Things I will miss about Romania
- My kids! I love them so much, I am so happy for the chance I have gotten to get to know them, and I will miss them so much! They have seriously made this experience and impacted my life in so many wonderful ways. I only wish I could know what their futures will be like…
- Pastries – A major weakness of mine. I am a little obsessed and I usually buy a few a week at least. But they are so cheap and soo delicious. My favorite pastry place is called Petru, and they have these things called covridogs. They are a sausage wrapped in a soft pretzel and so so so good.

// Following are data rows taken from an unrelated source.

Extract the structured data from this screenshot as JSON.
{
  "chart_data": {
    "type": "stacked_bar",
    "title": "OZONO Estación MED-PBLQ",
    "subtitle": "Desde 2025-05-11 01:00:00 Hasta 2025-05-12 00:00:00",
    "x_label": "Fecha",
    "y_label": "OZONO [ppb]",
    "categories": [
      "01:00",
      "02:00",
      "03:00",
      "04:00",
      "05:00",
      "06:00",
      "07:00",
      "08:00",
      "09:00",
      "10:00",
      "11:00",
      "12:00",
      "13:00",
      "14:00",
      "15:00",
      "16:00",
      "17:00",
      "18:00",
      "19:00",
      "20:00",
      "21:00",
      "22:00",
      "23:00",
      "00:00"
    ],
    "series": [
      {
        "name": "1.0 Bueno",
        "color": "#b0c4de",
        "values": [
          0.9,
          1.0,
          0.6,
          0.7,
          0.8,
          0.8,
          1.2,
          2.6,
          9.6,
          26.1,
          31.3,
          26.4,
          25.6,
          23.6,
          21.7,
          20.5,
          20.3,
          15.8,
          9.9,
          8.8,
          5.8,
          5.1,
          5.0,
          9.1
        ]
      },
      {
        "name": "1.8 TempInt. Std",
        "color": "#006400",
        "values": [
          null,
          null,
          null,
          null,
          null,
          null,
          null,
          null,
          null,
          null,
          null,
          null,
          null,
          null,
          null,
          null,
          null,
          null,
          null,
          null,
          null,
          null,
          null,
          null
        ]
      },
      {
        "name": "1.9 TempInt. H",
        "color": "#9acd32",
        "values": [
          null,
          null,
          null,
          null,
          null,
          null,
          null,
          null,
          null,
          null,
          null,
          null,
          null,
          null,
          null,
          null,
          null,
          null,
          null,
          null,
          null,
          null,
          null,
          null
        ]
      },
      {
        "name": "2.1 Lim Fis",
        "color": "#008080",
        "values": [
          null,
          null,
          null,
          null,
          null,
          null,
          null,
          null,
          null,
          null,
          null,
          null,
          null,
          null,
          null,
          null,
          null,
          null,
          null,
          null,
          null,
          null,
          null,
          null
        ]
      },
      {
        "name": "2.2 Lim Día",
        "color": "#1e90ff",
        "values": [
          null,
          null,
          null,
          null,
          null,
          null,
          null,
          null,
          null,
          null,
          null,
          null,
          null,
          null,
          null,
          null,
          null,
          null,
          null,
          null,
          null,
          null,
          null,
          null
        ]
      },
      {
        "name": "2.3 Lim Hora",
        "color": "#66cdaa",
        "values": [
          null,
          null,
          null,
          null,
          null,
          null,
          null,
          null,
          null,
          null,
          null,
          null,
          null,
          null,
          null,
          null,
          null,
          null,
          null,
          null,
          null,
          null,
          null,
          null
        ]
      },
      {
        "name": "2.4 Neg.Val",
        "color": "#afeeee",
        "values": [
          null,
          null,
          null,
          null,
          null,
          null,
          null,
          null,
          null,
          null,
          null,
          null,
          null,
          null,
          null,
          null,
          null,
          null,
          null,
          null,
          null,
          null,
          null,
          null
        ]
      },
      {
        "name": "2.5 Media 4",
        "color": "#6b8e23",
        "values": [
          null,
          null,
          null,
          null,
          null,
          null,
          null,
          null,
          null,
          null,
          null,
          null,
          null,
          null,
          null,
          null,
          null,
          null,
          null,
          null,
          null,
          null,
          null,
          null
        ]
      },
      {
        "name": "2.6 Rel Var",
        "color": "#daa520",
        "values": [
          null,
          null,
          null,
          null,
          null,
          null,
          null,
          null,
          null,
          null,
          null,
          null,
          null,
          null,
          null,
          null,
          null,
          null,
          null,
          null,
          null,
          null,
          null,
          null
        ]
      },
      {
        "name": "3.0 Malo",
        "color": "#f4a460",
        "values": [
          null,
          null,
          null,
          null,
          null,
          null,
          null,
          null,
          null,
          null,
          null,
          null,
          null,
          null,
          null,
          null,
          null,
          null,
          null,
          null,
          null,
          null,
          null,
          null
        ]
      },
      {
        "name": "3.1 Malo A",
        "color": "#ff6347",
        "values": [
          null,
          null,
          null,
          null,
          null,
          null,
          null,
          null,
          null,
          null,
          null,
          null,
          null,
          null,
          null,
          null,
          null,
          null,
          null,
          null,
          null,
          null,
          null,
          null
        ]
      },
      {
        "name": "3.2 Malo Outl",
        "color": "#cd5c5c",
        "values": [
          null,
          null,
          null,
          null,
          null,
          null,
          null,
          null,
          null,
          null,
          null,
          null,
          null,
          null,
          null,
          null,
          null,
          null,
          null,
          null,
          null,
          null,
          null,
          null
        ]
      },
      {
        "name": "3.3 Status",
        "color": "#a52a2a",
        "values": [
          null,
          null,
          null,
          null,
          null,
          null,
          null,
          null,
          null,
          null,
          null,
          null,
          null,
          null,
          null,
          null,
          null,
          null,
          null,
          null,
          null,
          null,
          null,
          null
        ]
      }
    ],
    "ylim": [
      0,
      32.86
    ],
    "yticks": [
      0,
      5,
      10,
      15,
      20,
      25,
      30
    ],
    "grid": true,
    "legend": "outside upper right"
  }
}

- Chocolate – The chocolate here is significantly better than in the states and cheaper too. I will be bringing quite a bit back with me. That is all.
- The Piata! – This is the open air market, and they is one right in front of my bloc. Fresh fruits and veggies of all kinds are sold by venders for much cheaper than the grocery stores. My favorite things to buy are raspberries and cherries. I love them.
- Romanian music – Although I can’t understand a lot of what the lyrics say, songs are so fun and catchy here. I have acquired quite the list of favorite songs. Included with these are the silly little kid’s songs on a cd the orphanage has, they are just so catchy!
- No tax! – It is so great to buy something for 10 lei and not have to pay any tax on it. That is going to be hard to get used to again when I go back!
- Being in a place with so much history – America is such a young country. There is so much history here in this region. I have been able to go into churches and buildings from as old as the 1400s, it is just amazing to see the history here and I love learning about it!
- Taking Taxi’s – Although taxi’s are super sketch sometimes, they are fun, easy, and such a cheap and efficient way to get around. The most I have spent on a taxi ride is about 2 dollars, but more often it’s about 60 cents. It’s great!
- The wonderful Romanian people I have met this summer – there are so many people here who have helped to make this experience great. The branch members here, Mario, Teo, some of my orphanage workers and some of the doctors and nurses on the hospital staff – I am just so grateful for the chance I have had to know them. Like my kids at the orphanage and the hospital, they have impacted my life in a huge way with their kindness and friendship.
- Romanian outings with my fellow interns – Although living with 10 girls all summer has not been the easiest, I love all the girls I was able to have amazing adventures with all summer. We have seen some remarkable things, ate delicious food, and have been in some of the craziest situations of our lives together. This experience here with these great girls been priceless, and I will miss our Romanian adventures!